In this short exercise, we are going to apply **Q-learning** on the Taxi environment used last time for MC control.

As a reminder, Q-learning updates the Q-value of a state-action pair **after each transition**, using the update rule:

$$\Delta Q(s_t, a_t) = \alpha \, (r_{t+1} + \gamma \, \max_{a'} \, Q(s_{t+1}, a') - Q(s_t, a_t))$$

**Q:** Update the class you designed for online MC in the last exercise so that it implements Q-learning. 

The main difference is that the `update()` method has to be called after each step of the episode, not at the end. It simplifies a lot the code too (no need to iterate backwards on the episode).

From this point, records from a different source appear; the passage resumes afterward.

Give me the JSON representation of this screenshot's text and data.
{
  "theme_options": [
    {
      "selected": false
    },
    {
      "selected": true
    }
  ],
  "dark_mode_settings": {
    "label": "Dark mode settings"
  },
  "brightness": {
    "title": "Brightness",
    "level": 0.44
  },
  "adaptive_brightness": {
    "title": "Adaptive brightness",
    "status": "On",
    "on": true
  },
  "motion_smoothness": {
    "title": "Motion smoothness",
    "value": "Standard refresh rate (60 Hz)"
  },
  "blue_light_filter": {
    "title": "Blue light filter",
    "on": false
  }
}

You can use the following parameters at the beginning, but feel free to change them:

* Discount factor $\gamma = 0.9$. 
* Learning rate $\alpha = 0.1$.
* Epsilon-greedy action selection, with an initial exploration parameter of 1.0 and an exponential decay of $10^{-5}$ after each update (i.e. every step!).
* A total number of episodes of 20000.

Keep the general structure of the class: `train()` for the main loop, `test()` to run one episode without exploration, etc. Add a method to compute the discounted return of each episode, as it will not be done automatically by the `update()` method anymore. Plot the training and test performance in the end and render the learned deterministic policy for 10 episodes.

*Note:* if $s_{t+1}$ is terminal (`done` is true after the transition), the target should not be $r_{t+1} + \gamma \, \max_{a'} \, Q(s_{t+1}, a')$, but simply $r_{t+1}$ as there is no next action.

**Q:** Compare the performance of Q-learning to online MC. Experiment with parameters (gamma, epsilon, alpha, etc.).